Indiana Chief Justice Brent Dickson implored litigants to resolve a lawsuit over the collection of fines levied on House Democrats who walked out of the Legislature in 2011 and 2012.
“Courts are not a political institution,” Dickson said at the close of oral arguments, after he noted Solicitor General Thomas Fisher’s opening observation that the case was about hardball politics. Dickson admonished “both sides to get together and settle this by compromise.”
Justices on Thursday heard oral arguments in Tim Berry, et al. v. William Crawford, et al., 49S00-1201-PL-53. At issue is whether the Legislature had the power to withhold from Democratic lawmakers’ per diem payments the fines that were assessed when the minority bolted from the House in an effort to prevent votes on right to work legislation.
Fisher argued that courts had very limited grounds to intervene in House discipline under its rules, but several justices questioned him regarding how far the Legislature could go in collecting the fines it assesses.
“Is there any limit on the ability to collect fines?” Justice Loretta Rush asked, after which Fisher said the General Assembly should have the ability to collect without judicial interference as long as it was within its rules.
“How far do you push the non-intervention of the court based on the conduct of the General Assembly,” asked Justice Robert Rucker, the lone Democratic-appointed member of the court. “It is the collection piece that still bothers me.”
Fisher replied that fines and their collection have been the province of legislatures since colonial times. “This is something legislatures have done over centuries,” he said.
Attorney Mark GiaQuinta of Haller & Colvin P.C. in Fort Wayne argued on behalf of Democratic lawmakers that there is little court precedent for the seizure of lawmakers’ pay besides Powell v. McCormack, 395 U.S. 486 (1969), in which a scandalized lawmaker was seated but fined $25,000. The U.S. Supreme Court held that Congress may not develop qualifications for members beyond those in Article 1, Section 5 of the Constitution.

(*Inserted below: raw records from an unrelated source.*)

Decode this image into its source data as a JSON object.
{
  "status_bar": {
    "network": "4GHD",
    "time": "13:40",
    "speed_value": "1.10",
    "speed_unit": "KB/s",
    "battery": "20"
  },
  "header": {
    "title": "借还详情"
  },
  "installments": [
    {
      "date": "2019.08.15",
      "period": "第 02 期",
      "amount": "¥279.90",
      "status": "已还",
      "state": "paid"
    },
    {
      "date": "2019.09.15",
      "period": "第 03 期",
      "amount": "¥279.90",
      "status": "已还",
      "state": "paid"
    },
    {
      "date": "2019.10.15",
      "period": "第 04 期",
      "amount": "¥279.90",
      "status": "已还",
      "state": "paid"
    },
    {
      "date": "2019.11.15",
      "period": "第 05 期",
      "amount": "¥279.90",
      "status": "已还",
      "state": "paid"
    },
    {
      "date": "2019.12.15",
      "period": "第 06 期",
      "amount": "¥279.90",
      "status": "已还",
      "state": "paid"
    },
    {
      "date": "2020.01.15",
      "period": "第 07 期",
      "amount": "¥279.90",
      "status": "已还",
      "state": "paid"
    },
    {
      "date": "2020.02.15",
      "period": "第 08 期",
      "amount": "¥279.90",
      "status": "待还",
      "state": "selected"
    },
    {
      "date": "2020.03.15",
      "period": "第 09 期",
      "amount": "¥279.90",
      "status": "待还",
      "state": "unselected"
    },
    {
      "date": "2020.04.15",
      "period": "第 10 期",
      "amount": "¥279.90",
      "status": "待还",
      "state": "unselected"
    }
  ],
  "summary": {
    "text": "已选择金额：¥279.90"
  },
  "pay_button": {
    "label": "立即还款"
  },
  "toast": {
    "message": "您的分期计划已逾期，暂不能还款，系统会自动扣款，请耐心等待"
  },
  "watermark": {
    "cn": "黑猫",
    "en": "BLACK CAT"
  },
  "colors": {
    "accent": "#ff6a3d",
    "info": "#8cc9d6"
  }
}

“No other case we can find other than Powell v. McCormack involves the seizure of legislative pay,” GiaQuinta said. He said the seizure of lawmakers’ pay left them without access to due process that would have been provided in a garnishment proceeding.
“We’re proposing they follow the same procedure as any other employer,” he said.
GiaQuinta said Democrats who walked out of the session faced economic losses of $5,000 to $10,000, when fines and their impact on other benefits are tallied.
After Thursday’s argument, Rep. William Crawford, D-Indianapolis, said the case was about fairness. “Why should they treat me any differently because I happen to be a legislator?”
GiaQuinta, meantime, said Dickson had made his point. “I would never fail to take the advice of the Chief Justice of the Supreme Court of Indiana,” he said. He said after Thursday’s arguments that he planned to talk further with Fisher.
House Speaker Brian Bosma, R-Indianapolis, issued a statement after Thursday’s argument that sounded like compromise was off the table.
“I appreciate the attorney general’s continued defense of the separation of powers doctrine clearly mandated by our state’s Constitution, and continue to hold that our court system has no jurisdiction to review or overturn the internal workings of the Indiana General Assembly,” Bosma said.
“I look forward to the Supreme Court confirming the limitation of judicial authority over the legislative branch, and to getting the activities of the 2013 session under way.”